Strain expressing 10XFLAG tagged Top2 was used. Cells were arrested by HU for 2hrs.
Extracted molecule
genomic DNA
Extraction protocol
1.5X10^8 cells were disrupted by MULTI-BEADS SHOCKER (MB400U, YASUI KIKAI, Osaka), which was able to keep cells precisely at lower than 6°C during disruption by glass beads. This enabled us to retrieve more than 60% of tagged proteins to soluble fraction routinely. Chromosomal DNA was shared into the average size of 400-600bp by sonication. Anti-HA monoclonal antibody HA.11 (16B12) (CRP Inc., Denver, PA) and anti-FLAG monoclonal antibody M2 (Sigma-Aldrich Co., St Louis, MO) were used for chromatin immuno-precipitation. Immunoprecipitated chromosomal DNA was subsequently purified following the protocol of Young’s lab (http://inside.wi.mit.edu/young/pub/locationanalysis.html). Purified DNA was random primed and amplified by the protocol of Brown’s lab (http://www.microarrays.org). 2ug of amplified DNA was digested with DNaseI to a mean size of 100bp and used for labeling as previously described by Winzeler et al. (Science. 281, 1194-1197, 1998).
Label
biotin-11-ddATP
Label protocol
DNA was end-labelled with Biotin-N6ddATP by Terminal Transferase as previously described by Winzeler et al. (Science. 281, 1194-1197, 1998)
Hybridization protocol
Hybridization, blocking and washing steps were carried out as previously described by Winzeler et al. (Science. 281, 1194-1197, 1998).
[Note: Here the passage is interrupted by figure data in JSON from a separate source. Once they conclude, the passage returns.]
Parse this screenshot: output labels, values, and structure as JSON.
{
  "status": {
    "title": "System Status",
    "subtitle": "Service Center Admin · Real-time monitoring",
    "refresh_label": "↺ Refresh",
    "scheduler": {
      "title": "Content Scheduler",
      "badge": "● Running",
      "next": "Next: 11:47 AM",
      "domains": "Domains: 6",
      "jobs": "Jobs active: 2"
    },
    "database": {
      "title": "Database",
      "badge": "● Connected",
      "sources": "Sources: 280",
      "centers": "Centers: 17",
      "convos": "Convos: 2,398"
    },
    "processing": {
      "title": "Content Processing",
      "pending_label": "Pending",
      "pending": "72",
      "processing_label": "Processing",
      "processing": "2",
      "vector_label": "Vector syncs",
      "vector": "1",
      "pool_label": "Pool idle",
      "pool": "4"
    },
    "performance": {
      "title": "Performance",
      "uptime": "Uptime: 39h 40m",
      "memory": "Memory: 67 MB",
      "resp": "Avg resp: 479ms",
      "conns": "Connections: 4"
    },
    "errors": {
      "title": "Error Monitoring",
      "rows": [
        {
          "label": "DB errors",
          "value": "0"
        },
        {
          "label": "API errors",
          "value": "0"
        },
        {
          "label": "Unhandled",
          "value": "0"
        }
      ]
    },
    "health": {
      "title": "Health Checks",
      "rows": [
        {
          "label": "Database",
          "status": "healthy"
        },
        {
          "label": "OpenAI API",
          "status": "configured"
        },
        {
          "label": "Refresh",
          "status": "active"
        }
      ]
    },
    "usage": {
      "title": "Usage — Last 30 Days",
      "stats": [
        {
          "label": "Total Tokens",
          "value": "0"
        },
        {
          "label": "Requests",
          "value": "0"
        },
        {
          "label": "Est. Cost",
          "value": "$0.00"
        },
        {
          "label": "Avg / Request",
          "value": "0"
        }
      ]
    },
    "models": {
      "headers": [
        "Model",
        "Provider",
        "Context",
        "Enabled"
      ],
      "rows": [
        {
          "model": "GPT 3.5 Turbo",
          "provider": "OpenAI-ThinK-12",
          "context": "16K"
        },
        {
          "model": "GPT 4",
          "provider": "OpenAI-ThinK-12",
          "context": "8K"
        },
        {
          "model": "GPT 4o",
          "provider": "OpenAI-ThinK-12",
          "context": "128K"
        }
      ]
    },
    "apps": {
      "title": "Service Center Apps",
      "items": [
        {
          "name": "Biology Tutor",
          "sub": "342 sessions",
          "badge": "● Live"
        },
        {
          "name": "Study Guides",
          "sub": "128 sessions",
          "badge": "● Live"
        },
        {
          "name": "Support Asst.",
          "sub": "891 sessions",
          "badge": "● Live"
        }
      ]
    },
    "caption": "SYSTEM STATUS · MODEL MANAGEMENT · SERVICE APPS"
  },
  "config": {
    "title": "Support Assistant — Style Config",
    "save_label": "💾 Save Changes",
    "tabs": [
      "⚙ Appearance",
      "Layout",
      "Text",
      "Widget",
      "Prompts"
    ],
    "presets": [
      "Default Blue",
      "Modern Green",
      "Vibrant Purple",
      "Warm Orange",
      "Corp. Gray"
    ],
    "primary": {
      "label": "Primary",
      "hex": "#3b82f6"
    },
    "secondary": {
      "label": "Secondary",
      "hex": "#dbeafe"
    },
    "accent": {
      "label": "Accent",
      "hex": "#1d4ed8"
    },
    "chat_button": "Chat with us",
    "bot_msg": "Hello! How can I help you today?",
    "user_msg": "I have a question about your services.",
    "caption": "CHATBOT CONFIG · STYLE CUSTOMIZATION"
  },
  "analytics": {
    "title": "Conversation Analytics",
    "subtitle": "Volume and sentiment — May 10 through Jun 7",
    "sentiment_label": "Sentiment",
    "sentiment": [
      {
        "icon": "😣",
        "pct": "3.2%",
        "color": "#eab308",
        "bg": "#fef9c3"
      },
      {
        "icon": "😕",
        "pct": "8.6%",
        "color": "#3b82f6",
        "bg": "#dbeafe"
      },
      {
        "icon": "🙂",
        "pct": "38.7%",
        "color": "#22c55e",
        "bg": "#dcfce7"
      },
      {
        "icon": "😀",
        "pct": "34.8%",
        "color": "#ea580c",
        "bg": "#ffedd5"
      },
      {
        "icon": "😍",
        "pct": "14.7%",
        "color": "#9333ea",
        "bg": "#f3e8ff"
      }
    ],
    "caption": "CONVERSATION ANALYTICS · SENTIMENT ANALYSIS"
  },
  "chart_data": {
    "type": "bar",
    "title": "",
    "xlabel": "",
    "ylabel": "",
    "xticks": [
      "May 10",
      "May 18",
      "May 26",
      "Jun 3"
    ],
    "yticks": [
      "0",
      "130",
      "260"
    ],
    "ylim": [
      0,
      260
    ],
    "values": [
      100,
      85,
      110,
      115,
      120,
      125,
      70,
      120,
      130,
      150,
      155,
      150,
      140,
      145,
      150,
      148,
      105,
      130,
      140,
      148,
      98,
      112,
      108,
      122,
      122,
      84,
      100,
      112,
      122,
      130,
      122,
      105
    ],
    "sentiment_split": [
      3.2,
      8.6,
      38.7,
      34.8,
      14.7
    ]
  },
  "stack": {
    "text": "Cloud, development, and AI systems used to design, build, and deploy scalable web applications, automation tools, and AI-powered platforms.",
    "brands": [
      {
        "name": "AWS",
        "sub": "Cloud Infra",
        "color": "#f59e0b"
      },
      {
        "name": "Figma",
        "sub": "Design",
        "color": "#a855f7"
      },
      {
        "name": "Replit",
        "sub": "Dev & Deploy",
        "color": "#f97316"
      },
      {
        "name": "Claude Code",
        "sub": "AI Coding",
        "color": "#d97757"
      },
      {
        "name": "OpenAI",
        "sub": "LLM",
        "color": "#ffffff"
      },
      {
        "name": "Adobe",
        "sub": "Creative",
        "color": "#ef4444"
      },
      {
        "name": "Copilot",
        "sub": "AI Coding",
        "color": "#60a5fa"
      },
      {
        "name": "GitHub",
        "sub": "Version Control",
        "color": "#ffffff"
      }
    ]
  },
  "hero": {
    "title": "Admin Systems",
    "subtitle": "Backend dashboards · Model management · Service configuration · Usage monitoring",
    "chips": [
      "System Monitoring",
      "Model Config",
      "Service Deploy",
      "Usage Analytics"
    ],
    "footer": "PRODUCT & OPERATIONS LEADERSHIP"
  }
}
Each sample was hybridized to the array in 150ul containing 6XSSPE, 0.005% TritonX-100, 15ug fragmented denatured salmon sperm DNA (Gibco-BRL), and 1nmole of a 3’-biotin control oligonucleotide (oligo B2 probes) that hybridized to the border features on the array. Samples were heated to 100°C for 10 min., and then cooled on ice. Samples were hybridized for 16h at 42°C in a hybridization oven (GeneChip hybri oven 320, Affymetrix, CA). Washing and staining protocol (Mini_euk1 ver2) provided by Affymetrix was performed automatically on a fluidics station (GeneChip fluidics station 400, Affymetrix, CA).
Scan protocol
Each array was scanned by HP GeneArray Scanner (Affymetrix, CA) at an emission wavelength of 560nm at 7.5uM resolution. Grids were aligned to the scanned images using the know feature of the array. Primary data analyses were carried out using the Affymetrix Microarray Suite Ver.5.0 software to obtain hybridization intensity, fold change value, change p-value, and detection p-value for each locus.
Description
SUP fraction used for the normalization of GSM206235
Data processing
For the discrimination of positive and negative signals for the binding, we compared ChIP fraction with Sup (supernatant) fraction by using three criteria as follows. First, the reliability of strength of signal was judged by detection p-value of each locus (p-value lower than 0.025 was considered as significant). Secondly, reliability of binding ratio was judged by change p-value (p-value lower than 0.025 was considered as significant). Thirdly, clusters consisted of at least three contiguous loci which filled above two criteria were selected as significantly enriched locus, because it is apparent that a single site of protein-DNA interaction will result in immuno-precipitation of DNA fragments that hybridized not only to the locus of the actual binding site but also to its neighbors. This third criterion is very unique, make the data highly reliable and can be only applicable to the chip data obtained by our high-resolution tiling array.